La mobilità è finanziata dallo Stato con il concorso delle imprese ed è uno strumento che garantire un reddito temporaneo ai lavoratori e favoriscono il reinserimento offrendo facilitazioni ai datori di lavoro che li assumono.
Possiamo considerare la mobilità una sorta di scialuppa di salvataggio per i lavoratori che sono stati alle prese con la perdita del lavoro. Lo Stato offre un sostegno economico ai lavoratori interessati da questo provvedimento, ma allo stesso tempo attiva strumenti utili per favorire la ricollocazione.

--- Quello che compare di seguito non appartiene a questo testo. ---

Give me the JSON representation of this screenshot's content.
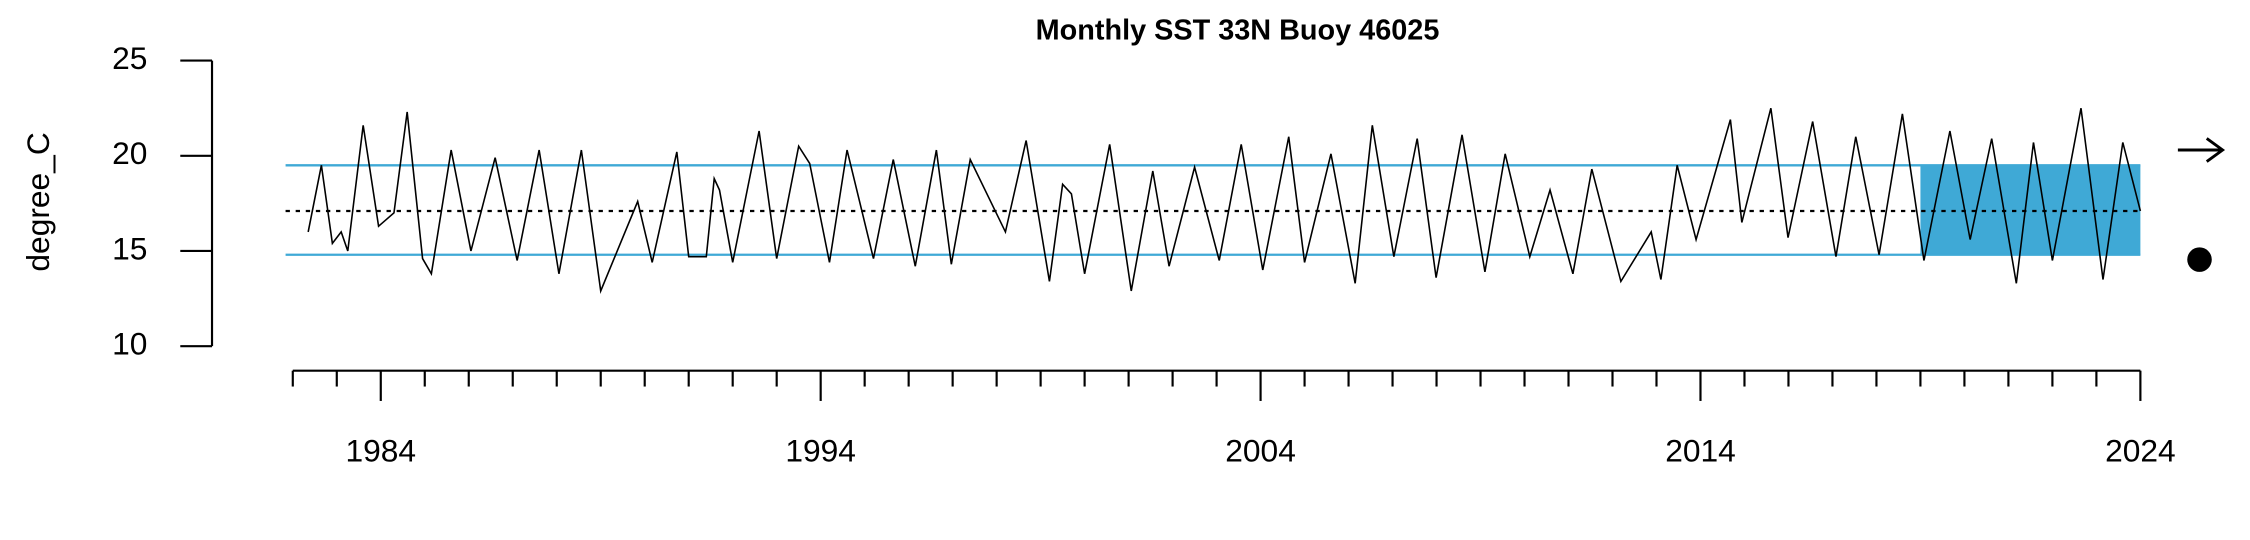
{
  "chart_data": {
    "type": "line",
    "title": "Monthly SST 33N Buoy 46025",
    "ylabel": "degree_C",
    "xlim": [
      1982,
      2024
    ],
    "xticks": [
      1984,
      1994,
      2004,
      2014,
      2024
    ],
    "xminor_ticks": [
      1982,
      1983,
      1985,
      1986,
      1987,
      1988,
      1989,
      1990,
      1991,
      1992,
      1993,
      1995,
      1996,
      1997,
      1998,
      1999,
      2000,
      2001,
      2002,
      2003,
      2005,
      2006,
      2007,
      2008,
      2009,
      2010,
      2011,
      2012,
      2013,
      2015,
      2016,
      2017,
      2018,
      2019,
      2020,
      2021,
      2022,
      2023
    ],
    "ylim": [
      10,
      25
    ],
    "yticks": [
      10,
      15,
      20,
      25
    ],
    "mean": 17.1,
    "upper": 19.5,
    "lower": 14.8,
    "band_color": "#3fa9d6",
    "shade_x": [
      2019,
      2024
    ],
    "series": [
      {
        "color": "#000000",
        "x": [
          1982.35,
          1982.65,
          1982.9,
          1983.1,
          1983.25,
          1983.6,
          1983.95,
          1984.3,
          1984.6,
          1984.95,
          1985.15,
          1985.6,
          1986.05,
          1986.6,
          1987.1,
          1987.6,
          1988.05,
          1988.56,
          1989.0,
          1989.84,
          1990.17,
          1990.73,
          1991.0,
          1991.4,
          1991.58,
          1991.7,
          1992.0,
          1992.6,
          1993.0,
          1993.5,
          1993.75,
          1994.2,
          1994.6,
          1995.2,
          1995.65,
          1996.15,
          1996.63,
          1996.97,
          1997.4,
          1998.2,
          1998.67,
          1999.2,
          1999.5,
          1999.7,
          2000.0,
          2000.57,
          2001.06,
          2001.55,
          2001.92,
          2002.5,
          2003.06,
          2003.56,
          2004.05,
          2004.64,
          2005.0,
          2005.6,
          2006.15,
          2006.54,
          2007.03,
          2007.56,
          2007.99,
          2008.58,
          2009.1,
          2009.56,
          2010.12,
          2010.58,
          2011.1,
          2011.53,
          2012.19,
          2012.88,
          2013.1,
          2013.47,
          2013.9,
          2014.68,
          2014.94,
          2015.6,
          2015.99,
          2016.55,
          2017.08,
          2017.53,
          2018.06,
          2018.59,
          2019.08,
          2019.67,
          2020.13,
          2020.62,
          2021.18,
          2021.57,
          2022.0,
          2022.65,
          2023.15,
          2023.6,
          2024.0
        ],
        "values": [
          16.0,
          19.5,
          15.4,
          16.0,
          15.0,
          21.6,
          16.3,
          17.0,
          22.3,
          14.6,
          13.8,
          20.3,
          15.0,
          19.9,
          14.5,
          20.3,
          13.8,
          20.3,
          12.9,
          17.6,
          14.4,
          20.2,
          14.7,
          14.7,
          18.8,
          18.2,
          14.4,
          21.3,
          14.6,
          20.5,
          19.6,
          14.4,
          20.3,
          14.6,
          19.8,
          14.2,
          20.3,
          14.3,
          19.8,
          16.0,
          20.8,
          13.4,
          18.5,
          18.0,
          13.8,
          20.6,
          12.9,
          19.2,
          14.2,
          19.4,
          14.5,
          20.6,
          14.0,
          21.0,
          14.4,
          20.1,
          13.3,
          21.6,
          14.7,
          20.9,
          13.6,
          21.1,
          13.9,
          20.1,
          14.7,
          18.2,
          13.8,
          19.3,
          13.4,
          16.0,
          13.5,
          19.5,
          15.6,
          21.9,
          16.5,
          22.5,
          15.7,
          21.8,
          14.7,
          21.0,
          14.8,
          22.2,
          14.5,
          21.3,
          15.6,
          20.9,
          13.3,
          20.7,
          14.5,
          22.5,
          13.5,
          20.7,
          17.1
        ]
      }
    ]
  }
}
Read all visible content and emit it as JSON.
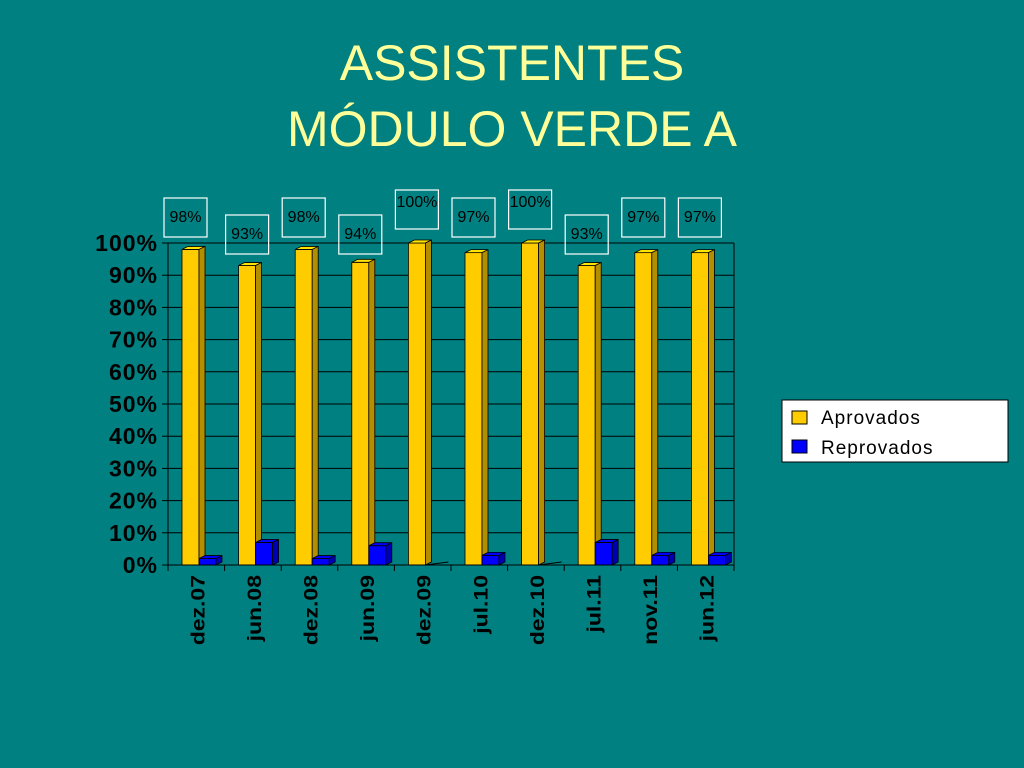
{
  "slide": {
    "title_line1": "ASSISTENTES",
    "title_line2": "MÓDULO VERDE A"
  },
  "colors": {
    "background": "#008080",
    "title": "#ffff99",
    "aprovados": "#ffcc00",
    "reprovados": "#0000ff"
  },
  "chart_data": {
    "type": "bar",
    "categories": [
      "dez.07",
      "jun.08",
      "dez.08",
      "jun.09",
      "dez.09",
      "jul.10",
      "dez.10",
      "jul.11",
      "nov.11",
      "jun.12"
    ],
    "series": [
      {
        "name": "Aprovados",
        "values": [
          98,
          93,
          98,
          94,
          100,
          97,
          100,
          93,
          97,
          97
        ]
      },
      {
        "name": "Reprovados",
        "values": [
          2,
          7,
          2,
          6,
          0,
          3,
          0,
          7,
          3,
          3
        ]
      }
    ],
    "data_labels": [
      "98%",
      "93%",
      "98%",
      "94%",
      "100%",
      "97%",
      "100%",
      "93%",
      "97%",
      "97%"
    ],
    "ylim": [
      0,
      100
    ],
    "yticks": [
      "0%",
      "10%",
      "20%",
      "30%",
      "40%",
      "50%",
      "60%",
      "70%",
      "80%",
      "90%",
      "100%"
    ],
    "legend_position": "right",
    "grid": true
  }
}
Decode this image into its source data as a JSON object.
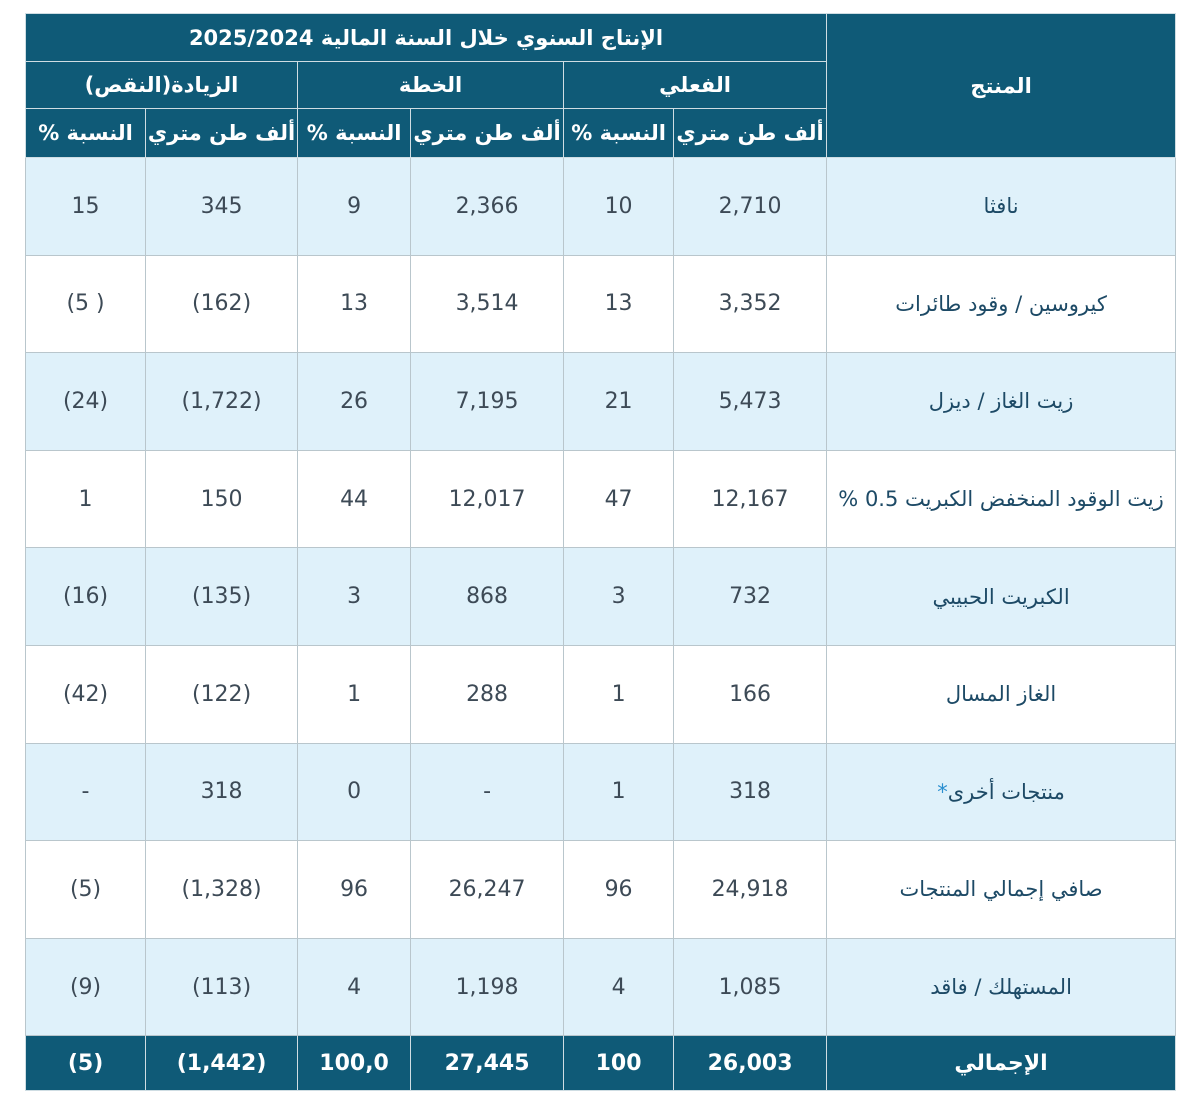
{
  "header": {
    "product": "المنتج",
    "title": "الإنتاج السنوي خلال السنة المالية 2025/2024",
    "groups": [
      "الفعلي",
      "الخطة",
      "الزيادة(النقص)"
    ],
    "subheaders": [
      "ألف طن متري",
      "النسبة %",
      "ألف طن متري",
      "النسبة %",
      "ألف طن متري",
      "النسبة %"
    ]
  },
  "rows": [
    {
      "product": "نافثا",
      "cells": [
        "2,710",
        "10",
        "2,366",
        "9",
        "345",
        "15"
      ]
    },
    {
      "product": "كيروسين / وقود طائرات",
      "cells": [
        "3,352",
        "13",
        "3,514",
        "13",
        "(162)",
        "( 5)"
      ]
    },
    {
      "product": "زيت الغاز / ديزل",
      "cells": [
        "5,473",
        "21",
        "7,195",
        "26",
        "(1,722)",
        "(24)"
      ]
    },
    {
      "product": "زيت الوقود المنخفض الكبريت 0.5 %",
      "cells": [
        "12,167",
        "47",
        "12,017",
        "44",
        "150",
        "1"
      ]
    },
    {
      "product": "الكبريت الحبيبي",
      "cells": [
        "732",
        "3",
        "868",
        "3",
        "(135)",
        "(16)"
      ]
    },
    {
      "product": "الغاز المسال",
      "cells": [
        "166",
        "1",
        "288",
        "1",
        "(122)",
        "(42)"
      ]
    },
    {
      "product": "منتجات أخرى",
      "marker": "*",
      "cells": [
        "318",
        "1",
        "-",
        "0",
        "318",
        "-"
      ]
    },
    {
      "product": "صافي إجمالي المنتجات",
      "cells": [
        "24,918",
        "96",
        "26,247",
        "96",
        "(1,328)",
        "(5)"
      ]
    },
    {
      "product": "المستهلك / فاقد",
      "cells": [
        "1,085",
        "4",
        "1,198",
        "4",
        "(113)",
        "(9)"
      ]
    }
  ],
  "total": {
    "label": "الإجمالي",
    "cells": [
      "26,003",
      "100",
      "27,445",
      "100,0",
      "(1,442)",
      "(5)"
    ]
  }
}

Non si tratta quindi di un semplice aiuto al reddito.
Per ogni lavoratore posto in mobilità, le imprese generalmente devono versare all'Inps un contributo calcolato in proporzione all'indennità mensile di mobilità spettante al dipendente. Analizziamo i dettagli di questa misura, facendo presente che si distingue dalla cassa integrazione guadagni in quanto la mobilità non è alternativa al licenziamento, ma quest'ultimo è condizione essenziale per la sua attivazione:
La mobilità è finanziata dallo Stato con il concorso delle imprese ed è uno strumento che garantire un reddito temporaneo ai lavoratori e favoriscono il reinserimento offrendo facilitazioni ai datori di lavoro che li assumono. Siamo quindi davanti a uno strumento di politica attiva del lavoro. Possono accedere alla mobilità sul lavoro le imprese con più di 15 dipendenti che intendono effettuare licenziamenti collettivi per la cessazione dell'attività.
Ma anche le imprese con più di 15 dipendenti che, in seguito a una riduzione o trasformazione dell'attività o di lavoro, decidono di effettuare un licenziamento collettivo, ma occorrono almeno 5 licenziamenti in 120 giorni in una o più unità produttive. Infine, disco verde per le imprese con più di 15 dipendenti ammesse alla cassa integrazione guadagni straordinaria che non sono in grado di garantire il reimpiego di tutti i lavoratori sospesi e di non poter attivare misure alternative.
Dal punto di vista dei lavoratori, l'accesso si basa sui criteri previsti dai contratti collettivi e dagli accordi sindacali ovvero tenendo conto di carichi di famiglia, anzianità ed esigenze tecnico produttive ed organizzative.
Sono 5 i casi di perdita della mobilità sul lavoro ovvero della perdita del pagamento dell'indennità. Innanzitutto la mancata accettazione di un lavoro equivalente a quello precedente con una retribuzione ridotta al massimo del 10%. Quindi se non ha comunicato all'Inps entro 5 giorni dall'assunzione di aver iniziato un'attività di lavoro dipendente. Stessa cosa per il rifiuto di frequentare un corso di formazione professionale autorizzato dalla Regione o lo frequenti in modo irregolare.
Dopodiché se il lavoratore non risponde senza giustificato motivo alle convocazioni del Centro per l'impiego. Infine, la decadenza è prevista anche nel caso di rifiuto di essere impiegato in opere e servizi di pubblica utilità. Parzialmente diverso è il caso della cancellazione dalle liste dei lavoratori che ricevono il pagamento dell'indennità. Il caso più noto è quello del caso dell'offerta di attività lavorative o di formazione in un luogo distante più di 50 chilometri o non raggiungibile in 60 minuti con i mezzi pubblici dalla residenza del lavoratore.
La cancellazione è prevista pure nel caso di raggiungimento del diritto alla pensione di vecchiaia o di anzianità, di assunzione a tempo indeterminato se diventa titolare di pensione di inabilità o di assegno ordinario di invalidità senza aver optato per l'indennità di mobilità, di riscossione dell'indennità in un'unica soluzione.
Il lavoratore può in ogni caso presentare ricorso se la domanda di mobilità viene respinta. Per farlo deve rivolgersi al Comitato provinciale dell'Inps entro 90 giorni dalla data di ricezione della lettera con la quale si comunica il rifiuto. Il ricorso può essere presentato tramite uno degli enti di patronato riconosciuti dalla legge, inviato alla sede dell'Inps per posta con raccomandata con ricevuta di ritorno, o direttamente agli sportelli della sede dell'Inps che ha respinto la domanda.